K ing Louis the XIV wanted what many of us want: to look out a window and see a pleasant patchwork of flowers and vegetables in the backyard.
Not being much of a gardener – or maybe because he was all-powerful – Louis didn’t seem to care that the ground below his terrace at the palace at Versailles was a swamp. He simply ordered France’s most famous vegetable gardener, Jean de La Quintinye, to get to work.
The gardener drained the swamp, filled it with cartloads of good soil and manure from the king’s stables, and designed and planted what remains more than 300 years later one of the best-known kitchen gardens in France. The Potager de Versailles features 29 walled gardens that surround an ornate courtyard.
Then and today, many homes in France incorporate smaller versions of the potager, an aesthetically pleasing patchwork of vegetables, herbs, flowers and fruit trees.
Don and Mary Hale grow a combination of fruit trees, berries, herbs, flowers and seasonal vegetables in raised beds and pots in their potager. Here’s a sample:
Trained on trellises: clematis, honeysuckle, grapevine, climbing roses, nasturtiums, gourds. Seasonal plantings for beds: Shallots, eating peas, sweet peas, kale, lemon grass, ornamental corn, egg plant, lettuce, sweet onions, radicchio, leeks. Permanent plantings: raspberries, strawberries, blueberries, ornamental shrubs. Border beds and pathways: lavender, boxwood, alliums. Decorative pots: tomatoes, herbs, fig trees. |
You needn’t be all-powerful, or even French for that matter, to plant a potager. In many ways, it’s the perfect garden for modern Americans, who often lack the space in their itty-bitty yards for a vegetable garden with long, narrow rows.
Potagers incorporate elements both practical and decorative such as brick pathways, pergolas, fences, hedges and raised garden beds.
A kitchen garden can be big or small, formal and geometric or whimsical and romantic. Whatever the style, the design is usually symmetrical and vegetables and flowers mingle together in the same beds. Potagers also incorporate vertical elements such as trellises or arbors.

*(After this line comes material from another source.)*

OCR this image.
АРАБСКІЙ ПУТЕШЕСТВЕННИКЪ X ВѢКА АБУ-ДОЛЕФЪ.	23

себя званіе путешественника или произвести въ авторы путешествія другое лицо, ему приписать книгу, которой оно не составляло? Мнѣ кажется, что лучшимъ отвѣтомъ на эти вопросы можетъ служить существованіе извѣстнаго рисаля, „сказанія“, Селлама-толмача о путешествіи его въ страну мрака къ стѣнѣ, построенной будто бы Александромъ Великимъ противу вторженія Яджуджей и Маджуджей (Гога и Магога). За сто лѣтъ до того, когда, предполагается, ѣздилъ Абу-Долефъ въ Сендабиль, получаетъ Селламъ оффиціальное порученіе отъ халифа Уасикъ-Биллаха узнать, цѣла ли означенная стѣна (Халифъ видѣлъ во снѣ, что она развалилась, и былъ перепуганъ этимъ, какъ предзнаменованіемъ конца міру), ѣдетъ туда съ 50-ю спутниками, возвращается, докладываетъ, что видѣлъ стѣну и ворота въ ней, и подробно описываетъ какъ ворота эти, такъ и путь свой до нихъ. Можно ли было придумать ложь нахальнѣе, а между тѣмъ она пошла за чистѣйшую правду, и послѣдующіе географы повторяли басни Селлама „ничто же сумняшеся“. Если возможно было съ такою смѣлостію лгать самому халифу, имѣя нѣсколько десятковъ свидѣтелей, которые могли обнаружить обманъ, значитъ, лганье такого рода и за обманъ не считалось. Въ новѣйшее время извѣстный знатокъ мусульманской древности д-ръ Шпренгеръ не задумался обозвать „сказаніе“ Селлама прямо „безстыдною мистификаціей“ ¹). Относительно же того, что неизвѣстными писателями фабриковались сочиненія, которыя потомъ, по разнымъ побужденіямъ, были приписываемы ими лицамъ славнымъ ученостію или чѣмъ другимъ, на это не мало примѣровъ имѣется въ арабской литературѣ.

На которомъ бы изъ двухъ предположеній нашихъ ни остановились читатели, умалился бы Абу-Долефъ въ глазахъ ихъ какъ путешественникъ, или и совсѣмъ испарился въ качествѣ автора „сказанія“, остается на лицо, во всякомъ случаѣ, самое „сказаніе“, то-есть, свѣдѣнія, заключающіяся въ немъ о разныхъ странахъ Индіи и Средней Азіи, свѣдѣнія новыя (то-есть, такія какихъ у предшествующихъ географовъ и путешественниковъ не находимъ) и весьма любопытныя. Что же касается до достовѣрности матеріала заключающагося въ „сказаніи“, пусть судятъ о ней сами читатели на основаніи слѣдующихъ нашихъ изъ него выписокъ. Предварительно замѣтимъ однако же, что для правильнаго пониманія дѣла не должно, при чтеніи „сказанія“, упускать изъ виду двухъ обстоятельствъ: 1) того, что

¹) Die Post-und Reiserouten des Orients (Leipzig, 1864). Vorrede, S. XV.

A potager can be the centerpiece of a small yard or an element of a large one, a practical place to grow a variety of good provisions for the kitchen and a protected, attractive spot to entertain guests.
Classic potager
After years of dreaming and planning, Don and Mary Hale built a classic potager in their Everett yard. There are certainly whimsical elements to this potager but it follows a classic French design: symmetrical plantings, tall walls and brickwork.
The couple was inspired by trips to European gardens and President George Washington’s kitchen garden at Mount Vernon. (Washington was an experienced gardener.)
The Hales cleared and leveled 1,500 square feet, laid a pathway from salvaged brick and built two pergolas and a series of symmetrical raised beds. A tall cedar fence surrounds the garden with an iron Peter Rabbit gate.
Inside the garden, they combine permanent plantings such as raspberry and blueberry bushes and espaliered fruit trees with seasonal vegetables, flowers and herbs. In the warmer months, the straight lines of the walls and beds contrast with the patchwork of exuberant plantings and climbing honeysuckle and clematis.
Although the Hales keep an extensive garden, this is the spot they retire to at the end of the day. A table and chairs rest at the center of the kitchen garden. The walls warm the space and keep it protected from wind. In the summer, the place smells faintly like honeysuckle and roses.
Romantic potager
Linda Follett’s philosophy is that the potager should be a special destination in the landscape, a place that’s pleasing to the eye and a practical source of vegetables. The Arlington woman defines a potager as “a kitchen garden with style,” and gardeners can have the flexibility and creativity to define that style.
The garden she built with her daughter-in-law Julie Follett is surrounded by a white picket fence and a decorative fence made of twigs. It’s more the suggestion of a fence, rather than a barrier for keeping out the rabbits.
The focal point of this kitchen garden is decorative brickwork Julie Follett built of old bricks she found on the family’s 10-acre property and a white wrought iron table and chairs. Landscape fabric covered by a layer of cedar chips keeps weeds at bay between the planting beds.
Raised beds hold a combination of flowers and vegetables. The two have fun with their designs, choosing all purple for one bed, for instance: purple kale, basil, beets and flowers.
“People tend to make it too big,” said Linda Follett, president of the Arlington Garden Club. “You don’t need that much space.”
Plan a succession of crops; when the peas are finished plant another crop in its place. Don’t be afraid to snuggle plants together. Plant lettuce under the climbing beans; the shade will keep the lettuce from going to seed so fast.
Plenty of found objects become a cheap source of art here. Nasturtium and squash grows on an old wooden ladder with potted marigolds on each rung – an attractive and functional way to use the space.
“It’s whatever makes you feel good,” Linda Follett said. “It’s a feel-good garden.”